Yes, Becker acknowledged, there have been some minor attempts at segmentation – kind of half/half batching – but the emails are often not really personalized. Hanke argued that email should stop being the weak spot in the brand experience – and should become exciting again for brands.
End customers, in Becker’s opinion, want to be treated like first-class customers. Hanke agrees: Brands are starting to understand the importance of a relationship with end users – the need for empathy for the user is now sinking in. Brands need to understand intent and get a granular understanding of customers. They are really beginning to take responsibility for the digital products and experiences they are offering. Communications need to be based on understanding the customer, according to Becker, and email is just one channel in how brands deal with customers. Hanke believes the switch between channels needs to be seamless.
Becker asked how we can optimize the way we reach out to our customers. He pointed out that it is easy to understand intent with the “hand raisers” (e.g. through search), but not so easy if customers do not tell you what they want. He pointed out that receivers have a pool of data they can tap into to understand intent better – for example, knowing that the end user has booked a flight to New York means that offers for that time in New York would become relevant for that specific end user. Hanke agreed, but warned that brands care is needed in the design of such a system to avoid what he termed as “creepiness”. As a brand, there is increasingly a responsibility for interruptions or disturbances in the day-to-day usage of users. The type of content and topics need to be appropriate to the situation.
Becker went on to say that the consumer is willing for the receiver to use the data for something meaningful – relevant, and not outdated – but the challenge is how to implement such a system – especially with data protection concerns raised by the GDPR, etc. Customers want to be treated as if receivers understand what they want. This means in turn that brands should also not offer things customers don’t want. There should be no more targeting of segments, but rather direct targeting of individuals.
Becker asked whether we are ready for this new approach. We can experiment, and try to set things up, but from a receiver perspective, it is important to avoid annoying users. Hanke sees great potential to connect with consumers through different micro services. With the rise of voice, there was the assumption that brands would see email as less important, but the reverse has been true. He sees huge opportunities with the new possibilities of email and an effortless way to connect with consumers for brands. But he warned that there is so much work to do to change the perception of brands in users’ inboxes.

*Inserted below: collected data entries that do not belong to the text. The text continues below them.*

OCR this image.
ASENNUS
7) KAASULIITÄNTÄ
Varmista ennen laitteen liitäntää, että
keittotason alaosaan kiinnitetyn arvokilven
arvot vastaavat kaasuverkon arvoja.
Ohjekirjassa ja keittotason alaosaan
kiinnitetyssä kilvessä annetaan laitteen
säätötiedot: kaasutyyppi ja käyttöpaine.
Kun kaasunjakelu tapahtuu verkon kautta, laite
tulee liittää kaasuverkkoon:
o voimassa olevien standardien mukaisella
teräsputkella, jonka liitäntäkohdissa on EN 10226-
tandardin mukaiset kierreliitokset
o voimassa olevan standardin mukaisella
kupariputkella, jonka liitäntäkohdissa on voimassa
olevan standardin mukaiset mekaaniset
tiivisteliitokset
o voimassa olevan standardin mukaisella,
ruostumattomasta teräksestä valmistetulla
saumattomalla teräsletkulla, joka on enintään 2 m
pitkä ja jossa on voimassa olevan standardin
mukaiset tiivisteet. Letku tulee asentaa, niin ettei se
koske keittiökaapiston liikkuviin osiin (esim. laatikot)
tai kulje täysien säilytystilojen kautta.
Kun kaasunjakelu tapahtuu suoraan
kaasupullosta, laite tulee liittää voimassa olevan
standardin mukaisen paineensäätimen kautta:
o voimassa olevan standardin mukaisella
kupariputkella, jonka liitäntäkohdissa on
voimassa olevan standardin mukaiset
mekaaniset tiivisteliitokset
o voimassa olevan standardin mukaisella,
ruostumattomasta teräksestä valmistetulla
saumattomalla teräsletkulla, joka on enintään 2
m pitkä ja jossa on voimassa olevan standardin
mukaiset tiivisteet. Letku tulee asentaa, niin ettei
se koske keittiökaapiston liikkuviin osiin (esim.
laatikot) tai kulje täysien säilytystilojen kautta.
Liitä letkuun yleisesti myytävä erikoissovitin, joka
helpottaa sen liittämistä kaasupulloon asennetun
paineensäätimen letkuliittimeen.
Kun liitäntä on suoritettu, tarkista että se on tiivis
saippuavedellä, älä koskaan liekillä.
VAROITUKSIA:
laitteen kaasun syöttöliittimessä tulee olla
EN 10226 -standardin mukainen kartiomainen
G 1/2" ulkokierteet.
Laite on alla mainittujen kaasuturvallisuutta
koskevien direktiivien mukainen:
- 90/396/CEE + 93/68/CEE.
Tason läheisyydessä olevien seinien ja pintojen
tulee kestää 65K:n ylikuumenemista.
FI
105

Becker argued that ESPs think in established silos, which hinders us in getting to the next level, to help our customers and create new products. Not everything can be solved by just the ISP, or just the brand of marketing agency. The set of different players in the email marketing value chain are flying the plane together, and function as the gopher between the brand and the consumer. At the end of the day, what we all want is to get our mutual customer to do something – and if you do it right, the customer is happy to get out their credit card, the brand is happy, the receiver can maybe help the customer save some money with a coupon, there is increased engagement – so everyone’s happy.